I was discussing things with Sarenji over MSN right now. We were basically seeing how the bot could learn what to expect from the Pokemon it's facing. I think we actually found a good rough implementation (an abstract one, of course, for now), which is based on what you mentioned in your post (mainly previous experience of what the particular Pokemon did to the bot in previous games/turns). I'm glad that all of us - you, Sarenji and I - went for the learning approach to the AI bot.
There is much more to lever than the bot's own experience. Assuming there are 500 battles per day on the main competitor server, 20 turns per battle (I don't know if those figures are accurate), you're looking at 20,000 actions to analyze every day, which is not negligible.
A battle's state could be each pokemon's stats (or estimations thereof), types, boosts, status, weather, as well as all the flags like mean look and spikes and counts like the perish count. You can then view each possible action as modifying the state in a certain way. This allows you to do without the concepts of pokemon, move, item or ability. For example, switching to Tyranitar, instead of being an action number, would change the stats and types, reset the boosts, whip up a sandstorm, etc.; if you determine that going to a state where the type is rock gives you an edge, then obviously switching to Tyranitar will help you. If new pokemon and/or moves are added to the mix, the AI will adapt more easily. Seen under that angle, you want to know what a good state is and you want to manipulate the current state to make it better.
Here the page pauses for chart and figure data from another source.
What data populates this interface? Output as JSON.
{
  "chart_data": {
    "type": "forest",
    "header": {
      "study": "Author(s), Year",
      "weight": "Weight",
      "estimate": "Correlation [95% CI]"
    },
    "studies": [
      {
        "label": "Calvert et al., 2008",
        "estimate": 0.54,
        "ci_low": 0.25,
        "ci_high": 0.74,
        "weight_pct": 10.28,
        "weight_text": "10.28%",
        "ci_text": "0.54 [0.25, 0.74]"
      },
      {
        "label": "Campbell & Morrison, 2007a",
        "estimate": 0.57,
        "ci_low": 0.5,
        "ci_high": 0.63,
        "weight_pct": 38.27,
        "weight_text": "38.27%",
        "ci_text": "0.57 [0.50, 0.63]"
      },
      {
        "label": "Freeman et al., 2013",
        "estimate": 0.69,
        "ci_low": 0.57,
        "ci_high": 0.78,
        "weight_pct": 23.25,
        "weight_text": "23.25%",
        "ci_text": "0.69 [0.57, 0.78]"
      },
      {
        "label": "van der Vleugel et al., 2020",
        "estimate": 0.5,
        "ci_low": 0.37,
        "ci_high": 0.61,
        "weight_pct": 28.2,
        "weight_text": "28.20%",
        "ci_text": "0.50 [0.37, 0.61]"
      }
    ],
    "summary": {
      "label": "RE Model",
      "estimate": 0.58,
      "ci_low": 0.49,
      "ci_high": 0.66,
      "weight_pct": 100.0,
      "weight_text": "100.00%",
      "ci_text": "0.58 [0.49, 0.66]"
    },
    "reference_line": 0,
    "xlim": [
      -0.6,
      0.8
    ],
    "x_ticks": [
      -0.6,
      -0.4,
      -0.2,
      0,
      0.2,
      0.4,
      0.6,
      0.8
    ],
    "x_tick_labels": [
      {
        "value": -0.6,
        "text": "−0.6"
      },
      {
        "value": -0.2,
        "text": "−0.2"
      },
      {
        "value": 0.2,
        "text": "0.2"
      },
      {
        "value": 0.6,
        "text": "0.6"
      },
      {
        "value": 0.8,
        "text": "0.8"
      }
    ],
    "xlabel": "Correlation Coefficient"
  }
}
Of course, it also helps to know how your opponent is going to manipulate the state.
I'm realising that Pokemon does have a big advantage over chess: in Pokemon, you only have at most 9 different choices to make (use one of your 4 moves, or switch into one of your 5 other Pokemon), whereas in chess this number can be much more.
In the first turn of a battle, using an uniform prior, the opponent could use any move his pokemon can possibly learn or he/she could switch to any of 493 possible pokemon, each of which could be personalized in zillions of ways. Hence why it's important to only consider likely possibilities, and who knows how many of those there are (not that many fundamentally different ones).
A problem I'm thinking of is - should the bot be expected to also modify its team, or will it just use predefined teams?
Eh, I don't know. It'd be cool if it could build its own teams.
I still don't know how to make the AI bot know when to use Swords Dance, or know when to use Baton Pass, or things like that, but I guess I don't know everything. Since you seem to know about how would you go about solving this particular problem, I will make another u-turn - if you and Sarenji want some help (mainly algorithmic, since I might not know the programming language that will be used for the implementation of the bot), I'm interested.
If the bot knows that having attack boosts increases its odds of winning (which is evidently true under certain simple conditions that could be learned), it will try to do that as much as it will try to damage the opponent. If it judges that the odds of winning are superior if pokemon Y gets the boosts, it might baton pass to it.
Nate said:
Another reason pokemon bots cannot approach chess bots is the fact that pokemon does contain luck. In Chess, a computer can predict with exact accuracy all possible outcomes of all possible turns a given period ahead of time, allowing it to consider all potential moves occuring five turns in the future. This can't really be replicated with pokemon, because a critical hit, etc. will obviously fuck shit up.
The effect of luck is that perfect play cannot result in a 100% win rate: it will be lower in proportion to the amount of luck (a 50% win rate in the case of pure luck). It doesn't matter in the long run, though: the more games are played, the more skill will stand out (statistically). That's annoying for impatient human players, but it's the best that can be done :) You can take luck into account during play by simulating the next rounds over and over again, so you get a precise idea of your winning expectancy. You can then choose the action that is the best on average (or an action that's a bit below average but has a lower risk (variance)).
So approaching it in the manner that chess bots are coded (heavy recursion) probably isn't the answer. Instead, you would probably want to use rule-based checks or maybe even a "learning" bot using some sort of genetic algorithms. Or, you could use a rule-based system to create a list of possibly good moves, and genetic algorithms to settle on an agression factor.
Rule-based AI is limited, can't follow the metagame and it is not scalable at all. I don't think it's a good idea.